Some birds frequent the sewage system too. Think about it. It makes perfect sense. Sewage may be just waste to us, but it’s a magnet to the flies, cockroaches and other invertebrates that can digest its organic content. And what eats insects? Birds, of course!
Above ground, lots of birds visit the open air treatment pools at the sewage plants where waste is treated. Orange-crowned and black-throated green warblers, for example, have been seen near the sludge digesters at Brooklyn’s Spring Creek pollution plant.
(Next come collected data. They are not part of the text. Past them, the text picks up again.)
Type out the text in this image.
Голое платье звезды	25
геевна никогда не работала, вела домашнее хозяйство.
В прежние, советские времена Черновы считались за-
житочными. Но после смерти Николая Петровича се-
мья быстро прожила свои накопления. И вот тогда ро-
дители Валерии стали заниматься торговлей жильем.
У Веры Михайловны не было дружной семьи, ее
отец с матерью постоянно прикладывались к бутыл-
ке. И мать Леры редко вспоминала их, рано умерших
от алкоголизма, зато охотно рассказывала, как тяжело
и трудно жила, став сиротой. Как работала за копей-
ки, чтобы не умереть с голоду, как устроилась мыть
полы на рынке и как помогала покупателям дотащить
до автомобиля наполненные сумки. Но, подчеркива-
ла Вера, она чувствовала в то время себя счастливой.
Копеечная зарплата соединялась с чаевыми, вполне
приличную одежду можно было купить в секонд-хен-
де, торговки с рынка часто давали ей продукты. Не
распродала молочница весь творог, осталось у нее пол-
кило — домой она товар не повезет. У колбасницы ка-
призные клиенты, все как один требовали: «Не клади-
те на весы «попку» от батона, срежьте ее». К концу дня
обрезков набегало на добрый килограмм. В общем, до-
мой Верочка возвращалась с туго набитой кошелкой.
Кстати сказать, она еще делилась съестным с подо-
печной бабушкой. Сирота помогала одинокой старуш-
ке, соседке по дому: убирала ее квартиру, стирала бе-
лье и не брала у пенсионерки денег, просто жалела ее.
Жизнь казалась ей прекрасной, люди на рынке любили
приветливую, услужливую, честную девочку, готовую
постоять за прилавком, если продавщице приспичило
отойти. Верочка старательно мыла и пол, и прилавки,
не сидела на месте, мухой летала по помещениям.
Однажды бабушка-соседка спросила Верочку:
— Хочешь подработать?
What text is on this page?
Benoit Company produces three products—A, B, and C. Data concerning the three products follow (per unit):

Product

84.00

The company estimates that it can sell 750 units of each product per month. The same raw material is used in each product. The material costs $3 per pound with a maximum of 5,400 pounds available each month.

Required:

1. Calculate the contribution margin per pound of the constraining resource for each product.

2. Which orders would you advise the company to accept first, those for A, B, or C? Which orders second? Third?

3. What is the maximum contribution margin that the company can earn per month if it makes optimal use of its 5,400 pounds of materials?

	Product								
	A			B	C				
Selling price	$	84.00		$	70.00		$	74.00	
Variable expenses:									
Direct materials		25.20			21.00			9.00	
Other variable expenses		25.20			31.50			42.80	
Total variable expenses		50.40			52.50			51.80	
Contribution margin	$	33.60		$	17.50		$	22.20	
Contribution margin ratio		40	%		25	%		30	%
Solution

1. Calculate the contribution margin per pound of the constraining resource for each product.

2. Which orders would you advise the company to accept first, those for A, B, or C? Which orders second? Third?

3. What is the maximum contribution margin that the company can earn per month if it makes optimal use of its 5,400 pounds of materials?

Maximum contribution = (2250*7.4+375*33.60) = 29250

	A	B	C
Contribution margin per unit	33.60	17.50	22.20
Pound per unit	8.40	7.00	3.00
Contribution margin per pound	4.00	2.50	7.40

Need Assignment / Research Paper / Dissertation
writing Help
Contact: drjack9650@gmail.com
Some birds, however, go underground. Carolina wrens are perky little flappers, common across the Eastern US. In the Gainesville study (yes, that again), Carolina wrens were observed at six locations, sometimes with nesting material in their beaks. This hints, either that the birds are collecting building material from the sewers, or possibly even nesting there. More cameras in more sewers are required to figure this out!
Nine-banded armadillos

Here are some fun facts about the nine-banded armadillo. One, when it’s frightened, it jumps up to a metre in the air - a literal jump scare. Two, females give birth to genetically identical quadruplets. This is an odd reproductive strategy that seems to work well for them. Three, they don’t always have nine bands. Anywhere between seven and eleven is just fine. And four, you guessed it, sometimes they live in sewers.
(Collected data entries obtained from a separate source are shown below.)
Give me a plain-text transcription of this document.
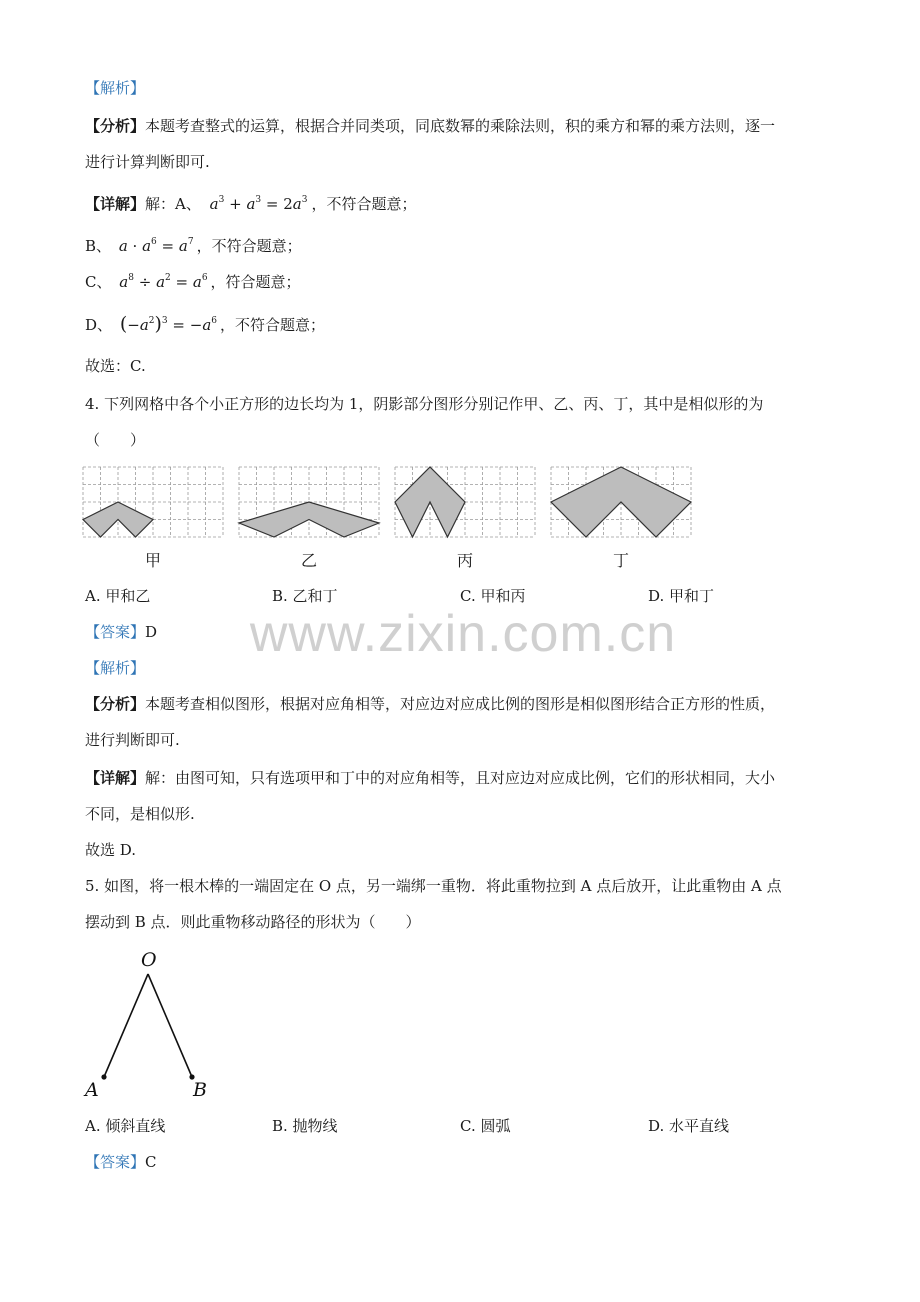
【解析】
【分析】本题考查整式的运算，根据合并同类项，同底数幂的乘除法则，积的乘方和幂的乘方法则，逐一
进行计算判断即可.
【详解】解：A、 $a^3 + a^3 = 2a^3$ ，不符合题意；
B、 $a \cdot a^6 = a^7$ ，不符合题意；
C、 $a^8 \div a^2 = a^6$ ，符合题意；
D、 $(-a^2)^3 = -a^6$ ，不符合题意；
故选：C.
4. 下列网格中各个小正方形的边长均为 1，阴影部分图形分别记作甲、乙、丙、丁，其中是相似形的为
（　　）
甲	乙	丙	丁
A. 甲和乙	B. 乙和丁	C. 甲和丙	D. 甲和丁
www.zixin.com.cn
【答案】D
【解析】
【分析】本题考查相似图形，根据对应角相等，对应边对应成比例的图形是相似图形结合正方形的性质，
进行判断即可.
【详解】解：由图可知，只有选项甲和丁中的对应角相等，且对应边对应成比例，它们的形状相同，大小
不同，是相似形.
故选 D.
5. 如图，将一根木棒的一端固定在 O 点，另一端绑一重物．将此重物拉到 A 点后放开，让此重物由 A 点
摆动到 B 点．则此重物移动路径的形状为（　　）
O
A	B
A. 倾斜直线	B. 抛物线	C. 圆弧	D. 水平直线
【答案】C
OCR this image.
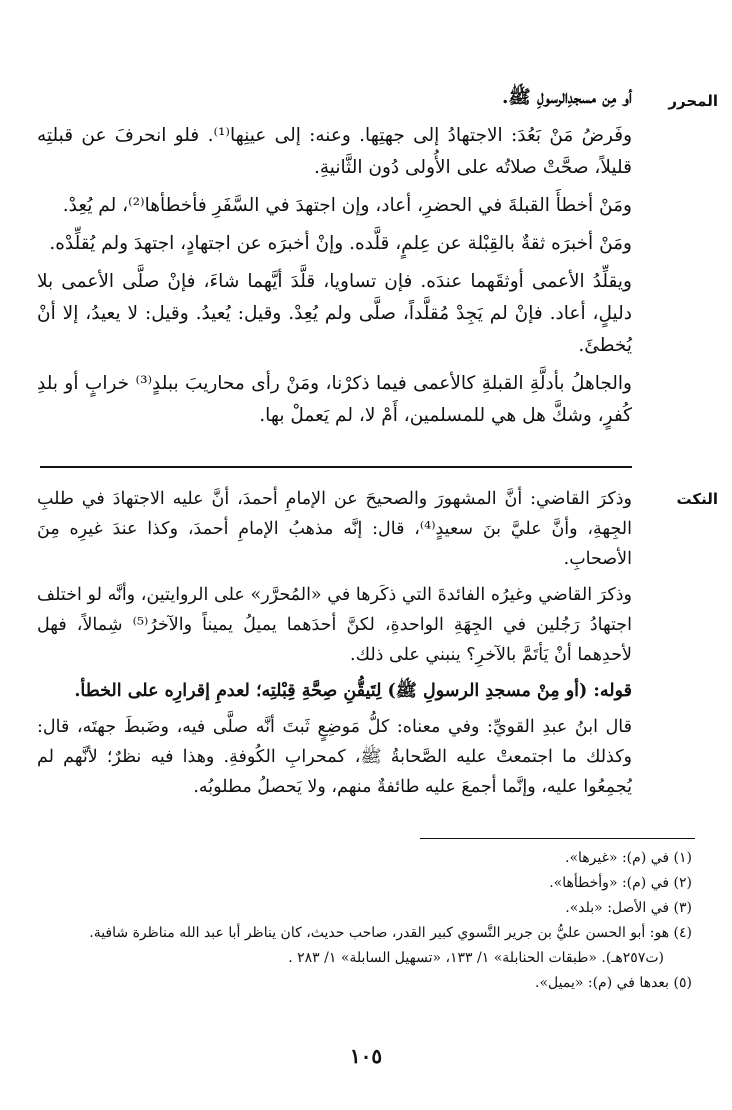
المحرر
النكت

أو مِن مسجدِالرسولِ ﷺ.

وفَرضُ مَنْ بَعُدَ: الاجتهادُ إلى جهتِها. وعنه: إلى عينِها⁽¹⁾. فلو انحرفَ عن قبلتِه قليلاً، صحَّتْ صلاتُه على الأُولى دُون الثَّانيةِ.

ومَنْ أخطأَ القبلةَ في الحضرِ، أعاد، وإن اجتهدَ في السَّفَرِ فأخطأها⁽²⁾، لم يُعِدْ.

ومَنْ أخبرَه ثقةٌ بالقِبْلة عن عِلمٍ، قلَّده. وإنْ أخبرَه عن اجتهادٍ، اجتهدَ ولم يُقلِّدْه.

ويقلِّدُ الأعمى أوثقَهما عندَه. فإن تساويا، قلَّدَ أيَّهما شاءَ، فإنْ صلَّى الأعمى بلا دليلٍ، أعاد. فإنْ لم يَجِدْ مُقلَّداً، صلَّى ولم يُعِدْ. وقيل: يُعيدُ. وقيل: لا يعيدُ، إلا أنْ يُخطئَ.

والجاهلُ بأدلَّةِ القبلةِ كالأعمى فيما ذكرْنا، ومَنْ رأى محاريبَ ببلدٍ⁽³⁾ خرابٍ أو بلدِ كُفرٍ، وشكَّ هل هي للمسلمين، أَمْ لا، لم يَعملْ بها.

وذكرَ القاضي: أنَّ المشهورَ والصحيحَ عن الإمامِ أحمدَ، أنَّ عليه الاجتهادَ في طلبِ الجِهةِ، وأنَّ عليَّ بنَ سعيدٍ⁽⁴⁾، قال: إنَّه مذهبُ الإمامِ أحمدَ، وكذا عندَ غيرِه مِنَ الأصحابِ.

وذكرَ القاضي وغيرُه الفائدةَ التي ذكَرها في «المُحرَّر» على الروايتين، وأنَّه لو اختلف اجتهادُ رَجُلين في الجِهَةِ الواحدةِ، لكنَّ أحدَهما يميلُ يميناً والآخرُ⁽⁵⁾ شِمالاً، فهل لأحدِهما أنْ يَأتَمَّ بالآخرِ؟ ينبني على ذلك.

قوله: (أو مِنْ مسجدِ الرسولِ ﷺ) لِتَيقُّنِ صِحَّةِ قِبْلتِه؛ لعدمِ إقرارِه على الخطأ.

قال ابنُ عبدِ القويِّ: وفي معناه: كلُّ مَوضِعٍ ثَبتَ أنَّه صلَّى فيه، وضَبطَ جهتَه، قال: وكذلك ما اجتمعتْ عليه الصَّحابةُ ﷺ، كمحرابِ الكُوفةِ. وهذا فيه نظرٌ؛ لأنَّهم لم يُجمِعُوا عليه، وإنَّما أجمعَ عليه طائفةٌ منهم، ولا يَحصلُ مطلوبُه.

(١) في (م): «غيرها».

(٢) في (م): «وأخطأها».

(٣) في الأصل: «بلد».

(٤) هو: أبو الحسن عليُّ بن جرير النَّسوي كبير القدر، صاحب حديث، كان يناظر أبا عبد الله مناظرة شافية.

(ت٢٥٧هـ). «طبقات الحنابلة» ١/ ١٣٣، «تسهيل السابلة» ١/ ٢٨٣ .

(٥) بعدها في (م): «يميل».

١٠٥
The nine-banded armadillo is native to North, Central and South America, where it lives a solitary, nocturnal life chomping on insects and other invertebrates. In the Gainesville study, which, you don’t need me to tell you, is the best snapshot that we have of American sewer wildlife, the armoured mammals were seen trundling around drainage tunnels.
Eastern spadefoot

Amphibians love a bit of land. And they love a bit of water. It is, perhaps, no surprise then, that they can be found in America’s sewers, where both types of habitat exist. Native species, such as southern toads and pig frogs, have been documented, as have some non-native species, such as the Cuban tree frog.
The eastern spadefoot toad is endemic to the eastern United States, where it is said to prefer places with loose, sandy soils, that are good for burrowing. So, imagine the surprise of researchers, when they spotted the big-eyed beauty in… drum roll… the sewers of Gainesville.
Rather than breeding in the sewers, however, it’s thought the toads that were photographed had fallen into a storm drain. So, bravo to the scientists behind the Gainesville study, for telling us more about the diversity of America’s sewage wildlife, than anyone else before them.